China’s growing ties with Russia have also raised fears for Taiwan. In a joint statement Xi and Russian President Vladimir Putin signed in Beijing in February, Russia reiterated its opposition to Taiwan independence in any form.

But Western leaders should not overestimate the strength of the China-Russia relationship, said Kadri Liik, a senior policy fellow at the European Council on Foreign Relations who studies Russia. Like the United States, she said, Russia has security concerns about Chinese technology and has been a target of its aggressive “wolf warrior” diplomacy. It also chafes under China’s power to set the economic terms of their relationship.

“They have managed to desecuritize the relationship so that neither expects danger from the other, but they keep it in a very flexible framework so there are no formal alliance obligations,” Liik said in an interview last week after the invasion began.

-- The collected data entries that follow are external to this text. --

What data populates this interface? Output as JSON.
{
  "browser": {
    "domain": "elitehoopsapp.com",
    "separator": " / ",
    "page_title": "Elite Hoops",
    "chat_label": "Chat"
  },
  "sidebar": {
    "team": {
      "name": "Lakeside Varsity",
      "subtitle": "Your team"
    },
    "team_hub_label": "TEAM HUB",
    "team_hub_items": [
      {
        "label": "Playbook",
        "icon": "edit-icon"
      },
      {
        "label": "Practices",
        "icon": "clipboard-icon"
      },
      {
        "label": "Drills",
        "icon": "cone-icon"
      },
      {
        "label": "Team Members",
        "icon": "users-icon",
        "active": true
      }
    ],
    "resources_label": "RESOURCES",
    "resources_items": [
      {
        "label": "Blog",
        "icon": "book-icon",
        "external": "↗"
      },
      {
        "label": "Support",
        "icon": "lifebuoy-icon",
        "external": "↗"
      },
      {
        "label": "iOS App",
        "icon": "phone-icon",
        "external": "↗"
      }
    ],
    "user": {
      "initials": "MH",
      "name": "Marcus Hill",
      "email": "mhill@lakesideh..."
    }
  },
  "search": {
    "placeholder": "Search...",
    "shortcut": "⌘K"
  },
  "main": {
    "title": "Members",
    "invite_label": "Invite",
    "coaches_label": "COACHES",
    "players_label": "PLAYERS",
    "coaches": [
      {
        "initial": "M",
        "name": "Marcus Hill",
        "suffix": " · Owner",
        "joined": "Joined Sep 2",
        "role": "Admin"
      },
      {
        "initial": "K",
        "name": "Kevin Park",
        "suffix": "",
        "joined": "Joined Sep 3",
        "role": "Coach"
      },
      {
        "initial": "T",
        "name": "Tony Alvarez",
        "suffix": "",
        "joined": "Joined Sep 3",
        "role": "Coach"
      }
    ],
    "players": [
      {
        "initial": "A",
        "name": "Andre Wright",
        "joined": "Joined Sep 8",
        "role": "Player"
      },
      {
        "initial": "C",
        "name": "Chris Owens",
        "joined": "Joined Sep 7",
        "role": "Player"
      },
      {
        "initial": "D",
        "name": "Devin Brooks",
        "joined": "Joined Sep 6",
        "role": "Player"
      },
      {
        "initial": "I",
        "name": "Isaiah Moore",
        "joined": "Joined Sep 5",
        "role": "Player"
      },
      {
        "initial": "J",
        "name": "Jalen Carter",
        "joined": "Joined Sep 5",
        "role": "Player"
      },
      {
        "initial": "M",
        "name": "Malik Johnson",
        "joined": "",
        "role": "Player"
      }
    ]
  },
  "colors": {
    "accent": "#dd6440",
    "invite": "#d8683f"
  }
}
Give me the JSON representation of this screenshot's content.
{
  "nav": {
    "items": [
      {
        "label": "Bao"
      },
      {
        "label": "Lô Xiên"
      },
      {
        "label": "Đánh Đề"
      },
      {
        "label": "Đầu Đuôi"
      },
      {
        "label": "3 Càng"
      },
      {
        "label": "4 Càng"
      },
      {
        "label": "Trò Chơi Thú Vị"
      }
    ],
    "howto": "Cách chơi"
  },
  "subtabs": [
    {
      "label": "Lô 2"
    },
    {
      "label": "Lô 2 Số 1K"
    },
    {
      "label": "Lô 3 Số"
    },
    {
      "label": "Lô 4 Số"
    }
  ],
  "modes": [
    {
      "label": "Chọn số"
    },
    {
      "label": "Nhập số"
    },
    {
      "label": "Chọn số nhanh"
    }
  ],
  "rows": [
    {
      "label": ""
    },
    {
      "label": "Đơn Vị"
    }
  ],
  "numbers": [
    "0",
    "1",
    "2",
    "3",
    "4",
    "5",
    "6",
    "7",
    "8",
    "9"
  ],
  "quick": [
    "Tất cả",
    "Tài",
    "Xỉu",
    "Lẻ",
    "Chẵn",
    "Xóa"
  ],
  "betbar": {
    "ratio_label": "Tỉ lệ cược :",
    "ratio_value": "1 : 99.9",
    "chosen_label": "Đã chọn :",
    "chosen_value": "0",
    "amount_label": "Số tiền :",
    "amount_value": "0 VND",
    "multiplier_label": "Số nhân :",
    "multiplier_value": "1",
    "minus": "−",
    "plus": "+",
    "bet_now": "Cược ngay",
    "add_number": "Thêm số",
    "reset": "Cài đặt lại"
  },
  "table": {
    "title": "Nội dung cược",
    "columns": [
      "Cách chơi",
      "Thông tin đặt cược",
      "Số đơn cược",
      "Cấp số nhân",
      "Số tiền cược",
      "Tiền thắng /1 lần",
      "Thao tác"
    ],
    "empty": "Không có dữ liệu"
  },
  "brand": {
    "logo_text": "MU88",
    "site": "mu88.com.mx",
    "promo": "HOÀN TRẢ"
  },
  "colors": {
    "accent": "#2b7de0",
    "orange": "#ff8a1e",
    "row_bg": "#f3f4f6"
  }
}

But with Russia’s relations with the West immeasurably damaged, Liik said that Moscow could end up more dependent on China, and that it would be unlikely to oppose Chinese military action against Taiwan given its own actions in Ukraine.

Wu — the founder of Forward Alliance, a Taiwanese organization promoting civilian readiness for conflict and emergency situations — said that with the world focused on Ukraine, Taiwan should avoid escalating tensions with Beijing and better prepare for possible aggression.

“The lesson [from Ukraine] is every country needs to own the responsibility of defending itself,” he said.

Hass said he hoped Taiwan’s leaders would “find ways to instill confidence in the Taiwan people in the future of Taiwan — in other words, not succumb to fear or anxiety.”

He advised leaders in Washington, where some are calling for more explicit commitments to defend Taiwan, to remember Theodore Roosevelt’s philosophy of “speak softly and carry a big stick.”

“My hope is that American policymakers will take a steady, principled, disciplined approach to finding ways to bolster Taiwan’s security within the parameters of our longstanding policy, rather than heightening tensions,” Hass said.

A man walks in front of a destroyed building after a Russian missile attack in the town of  Vasylkiv, near Kyiv, on Feb. 27, 2022.
The remains of a building after a Russian missile attack in the Ukrainian town of Vasylkiv, near Kyiv, on Sunday.Dimitar Dilkoff / AFP - Getty Images

Meanwhile, most people in Taiwan see the threat from China as largely unchanged. In a survey conducted Feb. 14-15 by the Taiwanese Public Opinion Foundation, more than 60 percent of respondents said they did not believe Beijing would invade Taiwan in the event of Russian-Ukrainian conflict.

“Discussions about Chinese threats are usually based on concrete intelligence instead of a foreign crisis,” Lii said.

Tina Chang, a 30-year-old resident of Taipei, the Taiwanese capital, said she saw a parallel with Taiwan in the sense of calm that seemed to pervade Ukraine right up until the Russian military assault.

“Most people in Taiwan, we don’t think that China will invade us whatsoever,” she said last week, adding that the crisis in Ukraine “shows that anything can happen, and we need to prepare for what will happen in the future as well.”